Impunité, violence, corruption, état d’exception permanent, la démocratie ne cesse de s’effriter en Grèce. Le 8 mars, une famille assise sur un banc de la place centrale de Nea Smyrni, une banlieue de classes moyennes d’Athènes, a été interpellée par des policiers car, dans le cadre des mesures de confinement, il est interdit de s’asseoir dans l’espace public. Un jeune homme s’est interposé pour protester contre cette apparente absurdité. Les policiers l’ont violemment frappé à coups de matraque en acier, dont l’usage par la police est pourtant interdit. L’incident n’est pas anecdotique, il révèle l’ampleur de la crise politique que traverse le pays. De nombreuses manifestations sont organisées malgré l’interdiction des rassemblements, pour dénoncer l’autoritarisme, les mesures sanitaires répressives, les abus policiers, l’intransigeance à l’égard du gréviste de la faim Dimitris Koufontinas (et la loi contre les mouvements organisés dans les Universités, etc). Après les urnes en 2015, face à la Troïka, et les bancs des tribunaux, où s’est tenu jusqu’en octobre 2020 le procès d’Aube Dorée, la rue est devenue aujourd’hui le seul lieu de combat pour une démocratie en perdition.

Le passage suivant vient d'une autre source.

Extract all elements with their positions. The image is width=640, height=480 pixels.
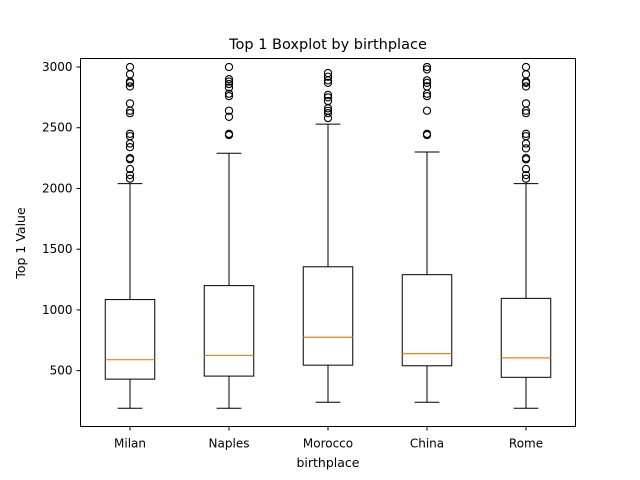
box-group-morocco (302, 68, 354, 403)
outlier-point (422, 62, 432, 72)
outlier-point (224, 92, 234, 101)
y-tick-label: 2000 (42, 181, 73, 195)
box-group-rome (500, 62, 552, 409)
outlier-point (224, 112, 234, 121)
y-axis: 500 1000 1500 2000 2500 3000 (42, 60, 81, 378)
outlier-point (422, 65, 432, 74)
iqr-box (500, 297, 552, 378)
outlier-point (125, 132, 135, 141)
box-group-china (401, 62, 453, 403)
outlier-point (125, 99, 135, 108)
outlier-point (323, 106, 333, 115)
outlier-point (224, 129, 234, 138)
outlier-point (422, 106, 432, 115)
outlier-point (521, 70, 531, 79)
iqr-box (302, 266, 354, 366)
x-tick-label: Morocco (303, 437, 353, 451)
outlier-point (521, 170, 531, 180)
outlier-point (323, 93, 333, 102)
outlier-point (323, 78, 333, 87)
outlier-point (422, 78, 432, 87)
outlier-point (125, 109, 135, 118)
y-tick-label: 1000 (42, 303, 73, 317)
outlier-point (125, 129, 135, 138)
outlier-point (125, 70, 135, 79)
outlier-point (521, 62, 531, 72)
outlier-point (323, 109, 333, 118)
outlier-point (422, 92, 432, 101)
outlier-point (224, 106, 234, 115)
outlier-point (521, 139, 531, 148)
outlier-point (521, 164, 531, 174)
outlier-point (125, 170, 135, 180)
outlier-point (224, 79, 234, 89)
outlier-point (323, 96, 333, 106)
outlier-point (323, 72, 333, 81)
y-tick-label: 2500 (42, 121, 73, 135)
outlier-point (422, 76, 432, 85)
outlier-point (224, 89, 234, 98)
outlier-point (125, 82, 135, 91)
y-tick-label: 3000 (42, 60, 73, 74)
x-tick-label: Naples (209, 437, 250, 451)
outlier-point (521, 99, 531, 108)
outlier-point (422, 82, 432, 91)
outlier-point (125, 164, 135, 174)
outlier-point (224, 74, 234, 84)
outlier-point (224, 62, 234, 72)
outlier-point (125, 174, 135, 183)
box-group-naples (203, 62, 255, 409)
x-tick-label: Rome (509, 437, 543, 451)
outlier-point (125, 62, 135, 72)
outlier-point (521, 132, 531, 141)
outlier-point (521, 144, 531, 153)
outlier-point (521, 174, 531, 183)
x-axis-label: birthplace (296, 455, 359, 470)
outlier-point (125, 143, 135, 152)
outlier-point (521, 129, 531, 138)
plot-area (104, 62, 552, 409)
x-axis: Milan Naples Morocco China Rome (114, 426, 543, 451)
outlier-point (422, 129, 432, 138)
outlier-point (521, 82, 531, 91)
outlier-point (323, 90, 333, 100)
y-tick-label: 1500 (42, 242, 73, 256)
iqr-box (203, 285, 255, 377)
box-group-milan (104, 62, 156, 409)
iqr-box (401, 274, 453, 367)
outlier-point (323, 68, 333, 78)
iqr-box (104, 299, 156, 380)
outlier-point (224, 77, 234, 86)
chart-title: Top 1 Boxplot by birthplace (228, 37, 427, 53)
outlier-point (521, 109, 531, 118)
x-tick-label: Milan (114, 437, 146, 451)
y-axis-label: Top 1 Value (13, 207, 28, 280)
y-tick-label: 500 (50, 364, 73, 378)
outlier-point (125, 153, 135, 163)
outlier-point (224, 83, 234, 92)
outlier-point (521, 153, 531, 163)
x-tick-label: China (410, 437, 444, 451)
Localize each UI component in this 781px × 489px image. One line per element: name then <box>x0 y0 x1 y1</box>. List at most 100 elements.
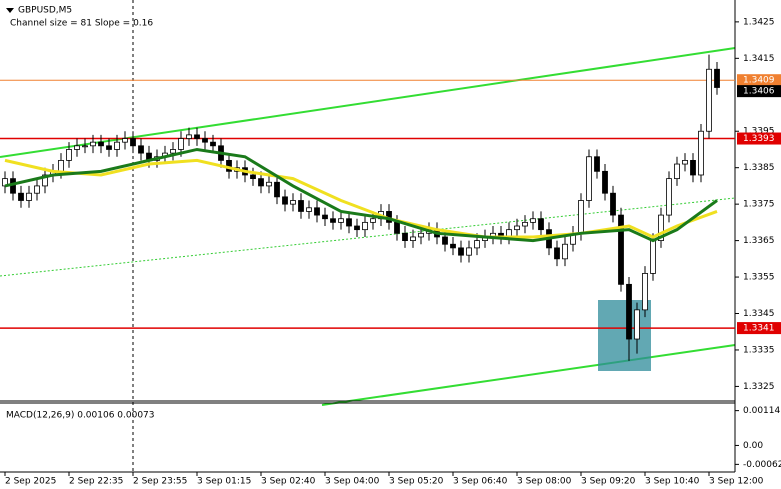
candle-body <box>682 159 688 165</box>
candle-body <box>74 145 80 150</box>
candle-body <box>666 178 672 216</box>
macd-tick-label: 0.00 <box>743 441 763 451</box>
candle-body <box>330 218 336 223</box>
candle-body <box>130 138 136 147</box>
candle-body <box>306 207 312 212</box>
y-tick-label: 1.3415 <box>743 54 775 64</box>
y-tick-label: 1.3325 <box>743 382 775 392</box>
candle-body <box>322 214 328 220</box>
current-price-label: 1.3406 <box>743 87 775 97</box>
x-tick-label: 3 Sep 10:40 <box>645 477 700 487</box>
candle-body <box>442 236 448 245</box>
candle-body <box>114 141 120 150</box>
candle-body <box>170 149 176 154</box>
y-tick-label: 1.3425 <box>743 17 775 27</box>
candle-body <box>202 138 208 143</box>
candle-body <box>458 247 464 256</box>
candle-body <box>18 192 24 201</box>
level-label: 1.3393 <box>743 134 775 144</box>
current-price-bg <box>737 85 781 98</box>
candle-body <box>346 218 352 227</box>
candle-body <box>186 134 192 139</box>
candle-body <box>338 218 344 223</box>
candle-body <box>362 221 368 231</box>
x-tick-label: 3 Sep 09:20 <box>581 477 636 487</box>
highlight-box <box>598 300 651 371</box>
x-tick-label: 3 Sep 08:00 <box>517 477 572 487</box>
candle-body <box>370 218 376 223</box>
candle-body <box>650 240 656 274</box>
macd-tick-label: 0.00114 <box>743 406 780 416</box>
channel-lower <box>321 344 736 406</box>
candle-body <box>554 247 560 260</box>
y-tick-label: 1.3395 <box>743 127 775 137</box>
x-tick-label: 2 Sep 2025 <box>5 477 56 487</box>
x-tick-label: 3 Sep 05:20 <box>389 477 444 487</box>
level-label: 1.3341 <box>743 324 775 334</box>
candle-body <box>82 145 88 148</box>
candle-body <box>610 192 616 216</box>
candle-body <box>90 141 96 147</box>
candle-body <box>706 68 712 132</box>
candle-body <box>674 163 680 180</box>
candle-body <box>194 134 200 139</box>
candle-body <box>42 174 48 187</box>
y-tick-label: 1.3345 <box>743 309 775 319</box>
candle-body <box>714 68 720 88</box>
macd-label: MACD(12,26,9) 0.00106 0.00073 <box>6 411 155 421</box>
candle-body <box>522 221 528 227</box>
candle-body <box>602 170 608 194</box>
candle-body <box>258 178 264 187</box>
candle-body <box>594 156 600 172</box>
candle-body <box>410 236 416 241</box>
candle-body <box>466 247 472 256</box>
candle-body <box>138 145 144 154</box>
candle-body <box>58 159 64 172</box>
y-tick-label: 1.3375 <box>743 200 775 210</box>
x-tick-label: 2 Sep 22:35 <box>69 477 123 487</box>
level-label: 1.3409 <box>743 76 775 86</box>
candle-body <box>122 138 128 143</box>
candle-body <box>538 218 544 231</box>
menu-icon[interactable] <box>6 8 14 13</box>
candle-body <box>690 159 696 176</box>
candle-body <box>394 221 400 234</box>
candle-body <box>530 218 536 223</box>
x-tick-label: 3 Sep 12:00 <box>709 477 764 487</box>
candle-body <box>586 156 592 201</box>
candle-body <box>626 283 632 340</box>
level-label-bg <box>737 132 781 145</box>
candle-body <box>314 207 320 216</box>
level-label-bg <box>737 74 781 87</box>
moving-average <box>4 147 718 243</box>
candle-body <box>266 181 272 187</box>
candle-body <box>562 243 568 260</box>
candle-body <box>274 181 280 198</box>
x-tick-label: 3 Sep 06:40 <box>453 477 508 487</box>
candle-body <box>98 141 104 147</box>
decorations <box>0 0 736 474</box>
y-tick-label: 1.3365 <box>743 236 775 246</box>
candle-body <box>658 214 664 241</box>
candle-body <box>418 232 424 238</box>
candle-body <box>354 225 360 231</box>
candle-body <box>34 185 40 194</box>
y-tick-label: 1.3335 <box>743 345 775 355</box>
y-tick-label: 1.3385 <box>743 163 775 173</box>
candle-body <box>298 200 304 212</box>
candle-body <box>66 149 72 161</box>
candle-body <box>578 200 584 234</box>
candle-body <box>250 174 256 180</box>
candle-body <box>450 243 456 249</box>
chart-subtitle: Channel size = 81 Slope = 0.16 <box>10 19 153 29</box>
candle-body <box>698 130 704 176</box>
candle-body <box>290 200 296 205</box>
x-tick-label: 3 Sep 02:40 <box>261 477 316 487</box>
candle-body <box>210 141 216 147</box>
candle-body <box>618 214 624 285</box>
candle-body <box>634 309 640 340</box>
level-label-bg <box>737 322 781 335</box>
x-tick-label: 3 Sep 01:15 <box>197 477 251 487</box>
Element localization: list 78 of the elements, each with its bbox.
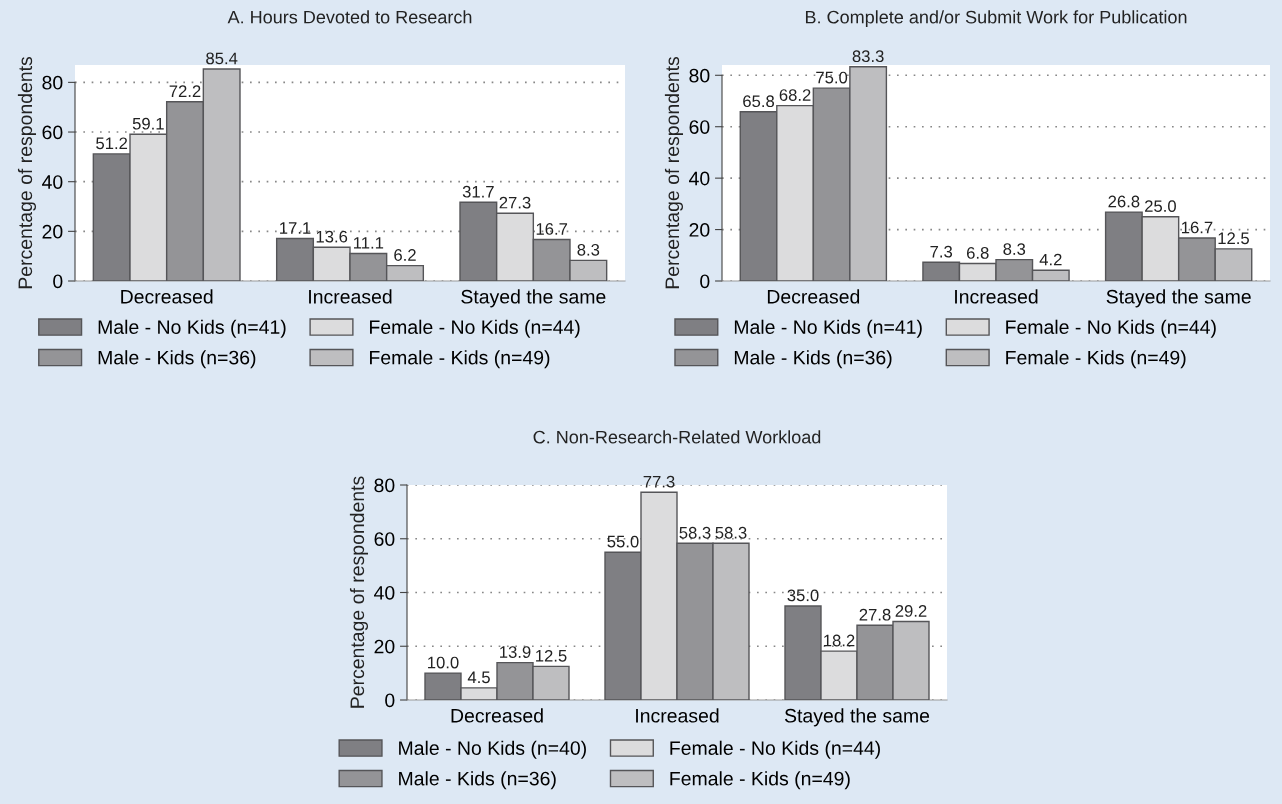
- data-label: 16.7: [536, 223, 568, 235]
- data-label: 35.0: [787, 589, 819, 602]
- data-label: 59.1: [132, 117, 164, 130]
- data-label: 8.3: [1003, 243, 1026, 255]
- y-axis-title: Percentage of respondents: [664, 56, 684, 289]
- y-tick-label: 0: [385, 693, 395, 708]
- data-label: 6.8: [967, 247, 989, 259]
- legend-label: Female - Kids (n=49): [670, 771, 850, 790]
- data-label: 25.0: [1145, 200, 1176, 213]
- y-tick-label: 80: [689, 68, 710, 83]
- data-label: 27.8: [859, 608, 891, 621]
- x-tick-label: Stayed the same: [1106, 289, 1251, 308]
- x-tick-label: Decreased: [451, 708, 543, 723]
- data-label: 4.5: [467, 671, 490, 684]
- chart-title: C. Non-Research-Related Workload: [533, 430, 821, 444]
- data-label: 11.1: [354, 237, 384, 249]
- data-label: 58.3: [715, 526, 747, 539]
- chart-title: A. Hours Devoted to Research: [227, 10, 472, 24]
- legend-label: Female - Kids (n=49): [1006, 350, 1186, 369]
- data-label: 77.3: [643, 475, 675, 488]
- legend-label: Male - No Kids (n=41): [734, 319, 922, 338]
- data-label: 7.3: [930, 245, 953, 258]
- legend-label: Male - No Kids (n=41): [98, 319, 286, 338]
- data-label: 4.2: [1039, 253, 1062, 266]
- y-tick-label: 0: [700, 274, 710, 289]
- y-tick-label: 60: [42, 125, 63, 140]
- data-label: 18.2: [824, 634, 855, 647]
- chart-title: B. Complete and/or Submit Work for Publication: [805, 10, 1187, 28]
- data-label: 10.0: [428, 656, 459, 669]
- legend-label: Female - No Kids (n=44): [370, 319, 580, 338]
- x-tick-label: Stayed the same: [461, 289, 606, 308]
- data-label: 12.5: [536, 649, 567, 662]
- data-label: 55.0: [607, 535, 639, 548]
- data-label: 8.3: [577, 243, 600, 256]
- data-label: 6.2: [394, 249, 416, 261]
- legend-label: Male - Kids (n=36): [734, 350, 892, 369]
- y-tick-label: 0: [53, 274, 63, 289]
- data-label: 58.3: [679, 526, 711, 539]
- data-label: 12.5: [1218, 232, 1249, 245]
- y-tick-label: 60: [374, 532, 395, 546]
- data-label: 26.8: [1108, 195, 1140, 208]
- legend-label: Male - Kids (n=36): [98, 350, 256, 369]
- y-axis-title: Percentage of respondents: [349, 476, 369, 708]
- data-label: 68.2: [779, 89, 811, 101]
- data-label: 16.7: [1181, 221, 1213, 234]
- y-tick-label: 40: [689, 171, 710, 186]
- data-label: 65.8: [743, 95, 775, 108]
- y-tick-label: 40: [374, 585, 395, 600]
- y-tick-label: 40: [42, 175, 63, 189]
- data-label: 31.7: [462, 185, 494, 198]
- x-tick-label: Decreased: [767, 289, 860, 304]
- x-tick-label: Stayed the same: [784, 708, 930, 727]
- x-tick-label: Increased: [309, 289, 392, 304]
- data-label: 29.2: [895, 605, 927, 617]
- data-label: 75.0: [816, 71, 848, 84]
- y-tick-label: 20: [374, 639, 395, 654]
- legend-label: Male - No Kids (n=40): [399, 740, 586, 759]
- data-label: 85.4: [206, 52, 238, 65]
- data-label: 13.6: [316, 230, 348, 243]
- data-label: 72.2: [169, 85, 201, 97]
- y-tick-label: 20: [689, 223, 710, 237]
- y-tick-label: 80: [374, 478, 395, 493]
- data-label: 83.3: [852, 50, 884, 63]
- x-tick-label: Decreased: [121, 289, 213, 304]
- legend-label: Male - Kids (n=36): [399, 771, 556, 790]
- y-axis-title: Percentage of respondents: [17, 56, 37, 289]
- data-label: 13.9: [500, 646, 531, 658]
- y-tick-label: 80: [42, 75, 63, 90]
- y-tick-label: 60: [689, 120, 710, 134]
- legend-label: Female - No Kids (n=44): [670, 740, 880, 759]
- y-tick-label: 20: [42, 224, 63, 239]
- data-label: 51.2: [96, 137, 128, 150]
- data-label: 17.1: [280, 222, 311, 234]
- x-tick-label: Increased: [955, 289, 1038, 304]
- legend-label: Female - No Kids (n=44): [1006, 319, 1216, 338]
- x-tick-label: Increased: [636, 708, 719, 723]
- data-label: 27.3: [499, 196, 531, 209]
- legend-label: Female - Kids (n=49): [370, 350, 550, 369]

Image extraite d’une vidéo filmée le 9 mars lors, d’un rassemblement à Nea Smyrni. Les policiers crient « Nous allons tous les tuer ! », menace adressée aux manifestant.e.s. Source : https://thepressproject.gr/pame-na-tous-g-soume-teleiosan-tha-tous-skotosoume/

 

Une police universitaire pour mater les campus

En février, le parlement grec votait une loi qui vise à instaurer une unité de police « spéciale » destinée à surveiller les campus universitaires. La Grèce devient ainsi le seul (ou le premier ?) pays européen à se doter d’une telle police universitaire : pas moins de 1030 policiers, équipés de matraques et de sprays anti-agression. La présentation du projet de loi, un mois auparavant, avait suscité la colère des étudiant.e.s, soutenus par l’ensemble de la gauche et par une grande partie de l’opinion choquée par le souvenir ravivé des jours sombres de la dictature des colonels. Des mobilisations importantes ont eu lieu dans toute la Grèce, et se sont poursuivies pendant plusieurs semaines. Elles ont été violemment réprimées. Outre l’usage systématique de gaz lacrymogènes et de grenades assourdissantes, les policiers ont violemment frappés les étudiant.e.s, même celles et ceux qui étaient menotté.e.s. Les journalistes, les enseignant.e.s et les parents, n’ont pas échappé aux coups de matraque.

10 février : deuxième jour de protestation panhellénique contre le projet de loi pour les Universités. Source : No Borders.

Sous prétexte de répondre à un « besoin sécuritaire », la loi pour les Universités (dite loi Éducation) du gouvernement cache une volonté d’écraser les mouvements de contestation qui s’organisent sur les campus. Pour ceux et celles qui se souviennent de l’insurrection étudiante et populaire de novembre 1973 contre la dictature des colonels, au cours de laquelle un char militaire avait littéralement défoncé l’enceinte de l’Ecole Polytechnique d’Athènes , marquant une répression qui a fait des dizaines de morts, la nouvelle loi pour les Universités apparait comme une menace évidente pour la démocratie. Le souvenir du 17 novembre 1973, une date qui a marqué le début de la fin de la junte militaire, a  conduit, quelques années plus tard, à l’interdiction pour les forces de l’ordre d’entrer dans les campus. Cette garantie des libertés au sein des campus, appellée en grec « l’asile universitaire », fut instaurée en 1982 par le premier gouvernement socialiste d’Andréas Papandréou. Supprimée une première fois en 2011, par un PASOK désormais converti au néolibéralisme musclé, rétablie par Syriza en 2017, elle est de nouveau abrogée par Mitsotakis et une majorité au parlement en août 2019,.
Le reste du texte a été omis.